Recently they had big problems with internet that is keep going by now, so we cannot text each other and all I am receiving is 2 or 3 messages per day. I am feeling very feared and worried for them, I am so anxious that I have constant eye tics two days straight.
Today I tried to find a replacement for him, but as I found someone I understood that this is not what will help me. I LOVE THEM AND ONLY THEM. AND I WANT TO HELP THEM SO MUCH THAT I AM READY TO DO EVERYTHING. Help them, someone, please.
Today I texted 20 people from his country and now I am waiting for their answer to offer them text him on snap about that everything will be okay and that he is doing great with living each day. Probably dating sites were not created for that, huh? I don't care tho, I am feeling guilty that I didn't tell they a lot more nice words that they deserve. I am feeling guilty for all my moves, I wanted to give random people their snap that is 100% violating personal space, but I just don't know what I can do otherwise. Should I just calm down and wait for things with their internet to become better?

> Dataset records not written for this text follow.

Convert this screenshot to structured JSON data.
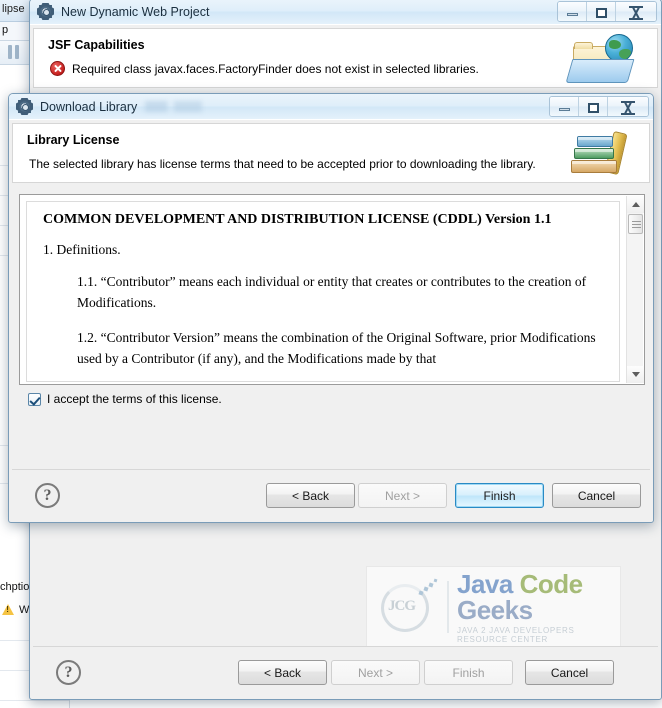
{
  "ide": {
    "title_fragment": "lipse",
    "menu_fragment": "p",
    "pause_icon": "pause-icon",
    "tab_fragment": "chptio",
    "warning_fragment": "Wa",
    "warning_icon": "warning-icon"
  },
  "back_dialog": {
    "title": "New Dynamic Web Project",
    "icon": "gear-icon",
    "header": {
      "title": "JSF Capabilities",
      "message": "Required class javax.faces.FactoryFinder does not exist in selected libraries.",
      "status_icon": "error-icon",
      "banner_icon": "folder-globe-icon"
    },
    "watermark": {
      "word1": "Java",
      "word2": "Code",
      "word3": "Geeks",
      "tagline": "JAVA 2 JAVA DEVELOPERS RESOURCE CENTER",
      "monogram": "JCG",
      "colors": {
        "word1": "#5b86c0",
        "word2": "#8aa84a",
        "word3": "#7a93b8"
      }
    },
    "buttons": {
      "help": "?",
      "back": "< Back",
      "back_mnemonic": "B",
      "next": "Next >",
      "next_mnemonic": "N",
      "finish": "Finish",
      "finish_mnemonic": "F",
      "cancel": "Cancel"
    },
    "window_controls": {
      "minimize": "minimize-icon",
      "maximize": "maximize-icon",
      "close": "close-icon"
    }
  },
  "front_dialog": {
    "title": "Download Library",
    "icon": "gear-icon",
    "header": {
      "title": "Library License",
      "message": "The selected library has license terms that need to be accepted prior to downloading the library.",
      "banner_icon": "books-icon"
    },
    "license": {
      "heading": "COMMON DEVELOPMENT AND DISTRIBUTION LICENSE (CDDL) Version 1.1",
      "section": "1. Definitions.",
      "clause_1_1": "1.1. “Contributor” means each individual or entity that creates or contributes to the creation of Modifications.",
      "clause_1_2": "1.2. “Contributor Version” means the combination of the Original Software, prior Modifications used by a Contributor (if any), and the Modifications made by that"
    },
    "accept": {
      "label": "I accept the terms of this license.",
      "checked": true
    },
    "buttons": {
      "help": "?",
      "back": "< Back",
      "back_mnemonic": "B",
      "next": "Next >",
      "next_mnemonic": "N",
      "finish": "Finish",
      "finish_mnemonic": "F",
      "cancel": "Cancel"
    },
    "window_controls": {
      "minimize": "minimize-icon",
      "maximize": "maximize-icon",
      "close": "close-icon"
    }
  }
}
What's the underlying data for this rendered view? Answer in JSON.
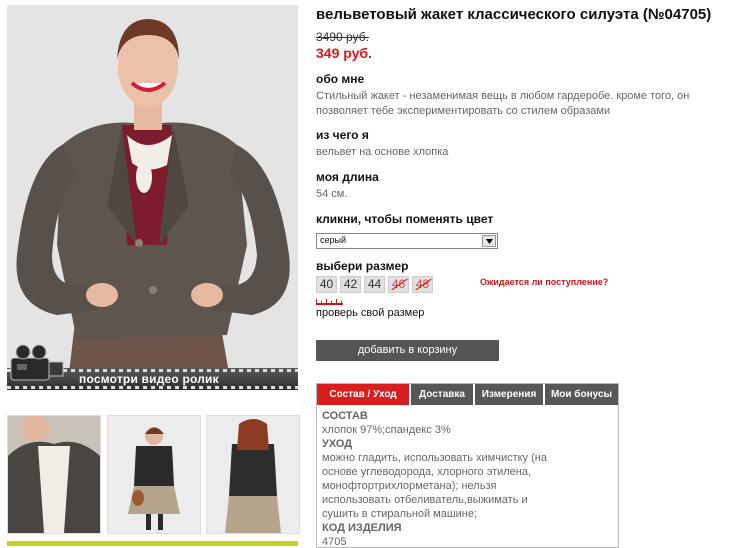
{
  "product": {
    "title": "вельветовый жакет классического силуэта (№04705)",
    "old_price": "3490 руб.",
    "new_price": "349 руб."
  },
  "about": {
    "heading": "обо мне",
    "text": "Стильный жакет - незаменимая вещь в любом гардеробе. кроме того, он позволяет тебе экспериментировать со стилем образами"
  },
  "material": {
    "heading": "из чего я",
    "text": "вельвет на основе хлопка"
  },
  "length": {
    "heading": "моя длина",
    "text": "54 см."
  },
  "color": {
    "heading": "кликни, чтобы поменять цвет",
    "selected": "серый"
  },
  "size": {
    "heading": "выбери размер",
    "options": [
      {
        "label": "40",
        "available": true
      },
      {
        "label": "42",
        "available": true
      },
      {
        "label": "44",
        "available": true
      },
      {
        "label": "46",
        "available": false
      },
      {
        "label": "48",
        "available": false
      }
    ],
    "expected_link": "Ожидается ли поступление?",
    "check_link": "проверь свой размер"
  },
  "cart_button": "добавить в корзину",
  "video": {
    "label": "посмотри видео ролик"
  },
  "tabs": {
    "items": [
      "Состав / Уход",
      "Доставка",
      "Измерения",
      "Мои бонусы"
    ],
    "active": 0,
    "content": {
      "composition_heading": "СОСТАВ",
      "composition_text": "хлопок 97%;спандекс 3%",
      "care_heading": "УХОД",
      "care_text": "можно гладить, использовать химчистку (на основе углеводорода, хлорного этилена, монофтортрихлорметана); нельзя использовать отбеливатель,выжимать и сушить в стиральной машине;",
      "code_heading": "КОД ИЗДЕЛИЯ",
      "code_text": "4705"
    }
  },
  "colors": {
    "accent_red": "#e3121b",
    "tab_active": "#d81e1e",
    "tab": "#575757",
    "button": "#555555"
  }
}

What if they will not become better? I don't know what is happening with them right now, all i want to say to them is that they are not alone and they are okay to feel how they are feeling, that i will be always here for them. I wish i had money to fly tot hem forever and leave everything behind.
I can't do anything usefull, I returned to my compulsive overeating, I wanna hurt myself, but it will hurt them so I don't know what to do. I love them, please, help them.